I leader Isis a Mosul stanno abbandonando i loro uomini per salvarsi la vita. Lo conferma il Consiglio provinciale di Niniveh. In una nota il membro dell’organismo, Hossam al-Din al-Abbar, ha affermato che i capi del Daesh sono fuggiti dalla città in direzione della Siria. Nelle scorse ore si sono viste decine di veicoli appartenenti allo Stato Islamico, che trasportavano numerosi comandanti e le loro famiglie, lasciare velocemente la zona per dirigersi verso il confine. Finora c’erano stati episodi analoghi, ma erano stati sporadici. Quella delle ultime ore, invece, è una vera e propria fuga generale dei vertici dei jihadisti, peraltro annunciata. Nei giorni scorsi, infatti, è diventato chiaro che il Califfato ormai considera perso l’Iraq e sta concentrando tutte le sue difese in Siria. I rinforzi e le risorse sono dirottate verso Raqqah e i territori controllati nella nazione. Mentre nel paese vicino non arriva più nulla.

L’offensiva a Mosul Ovest è pronta: lanciati raid aerei sula zona e approntati i ponti sul Tigri

D’altronde a Mosul l’offensiva anti-Isis delle forze locali sta procedendo con successo e a ritmi serrati. Tanto che la fase finale dell’operazione, lo sbarco nel quadrante occidentale della città per la battaglia finale contro il Daesh, avverrà molto presto. I militari iracheni parlano di pochi giorni. A conferma dell’accelerazione delle manovre, sono stati già approntati ponti galleggianti sul Tigri. Parallelamente, gli assetti aerei hanno cominciato a bombardare posizioni strategiche dello Stato islamico nella zona per preparare il terreno. Nel frattempo, il ministero della Difesa iracheno ha annunciato che è stata riconquistata formalmente tutta la zona orientale della città. La vittoria si è concretizzata dopo gli ultimi successi riportati nei quartieri a nord della città, tra cui Qawsiyat e Rashidiya.

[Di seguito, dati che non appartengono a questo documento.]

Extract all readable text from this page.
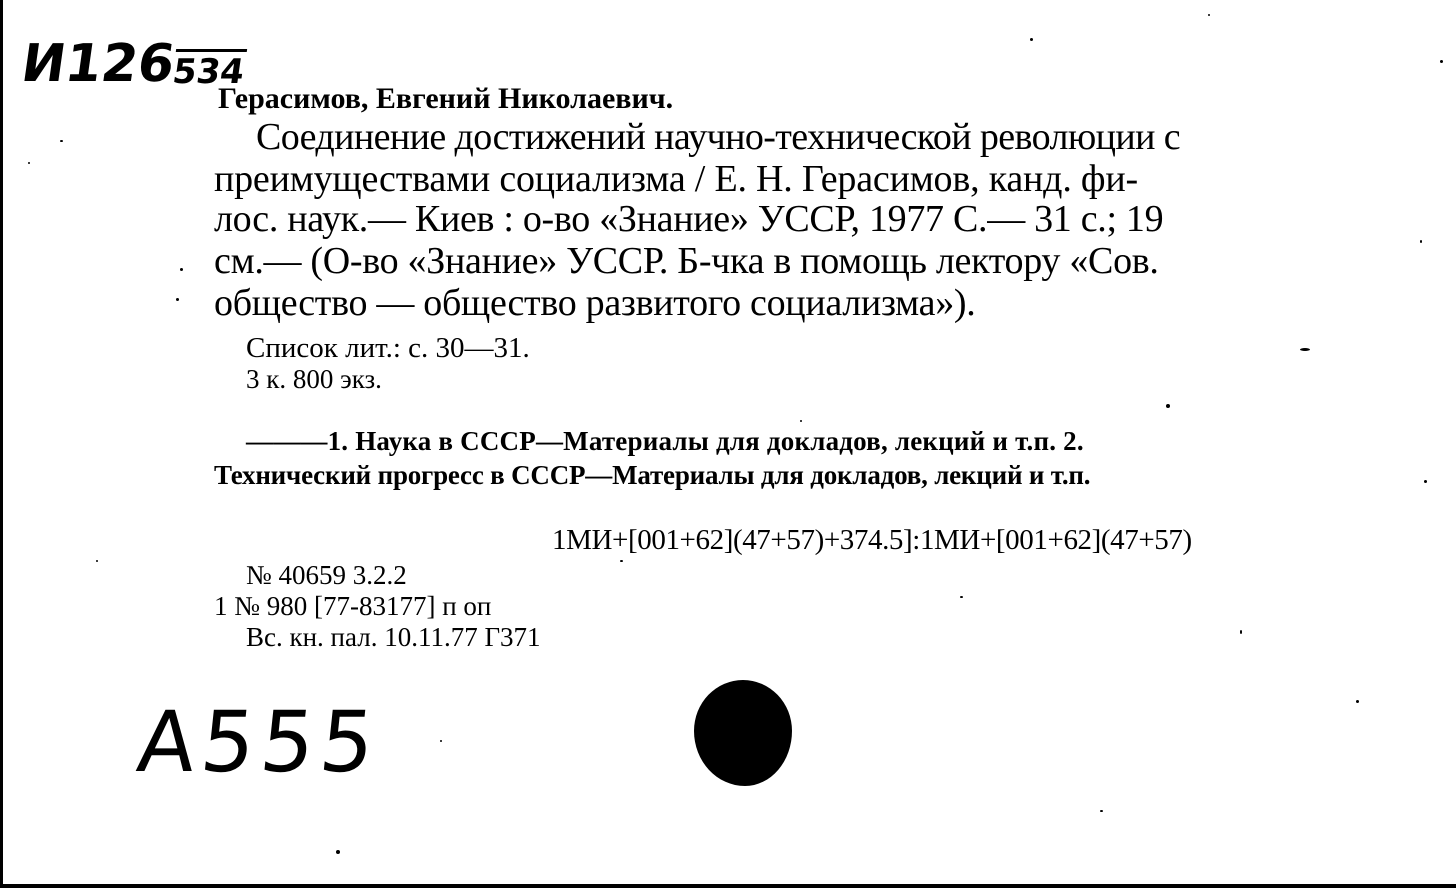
И126534
Герасимов, Евгений Николаевич.
Соединение достижений научно-технической революции с
преимуществами социализма / Е. Н. Герасимов, канд. фи-
лос. наук.— Киев : о-во «Знание» УССР, 1977 С.— 31 с.; 19
см.— (О-во «Знание» УССР. Б-чка в помощь лектору «Сов.
общество — общество развитого социализма»).
Список лит.: с. 30—31.
3 к. 800 экз.
———1. Наука в СССР—Материалы для докладов, лекций и т.п. 2.
Технический прогресс в СССР—Материалы для докладов, лекций и т.п.
1МИ+[001+62](47+57)+374.5]:1МИ+[001+62](47+57)
№ 40659 3.2.2
1 № 980 [77-83177] п оп
Вс. кн. пал. 10.11.77 Г371
А555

Per Isis la situazione è disperata anche fuori da Mosul

Le cose vanno male per Isis anche fuori da Mosul. Tre giorni fa, ma se ne è avuta notizia solo oggi, c’è stato un raid aereo nell’area di Tal Afar. Si è trattato di un attacco, avvenuto presso il villaggio di al-Mazlomin, contro alto funzionari del Daesh. A seguito dell’azione, infatti, è morto Abbas Suleiman Ismail AlHaider (alias Abu Aesha) e 4 suoi luogotenenti azeri. Il jihadista era uno dei responsabili del reclutamento dei foreign fighters per lo Stato Islamico e del loro impiego operativo. L’eliminazione del comandante del Califfato si aggiunge alla liberazione di Tel Keppe (alias Tel Keif), avvenuta nello stesso periodo. L’area era strategica ima quanto era ’ultima rotta di transito dei jihadisti verso nord.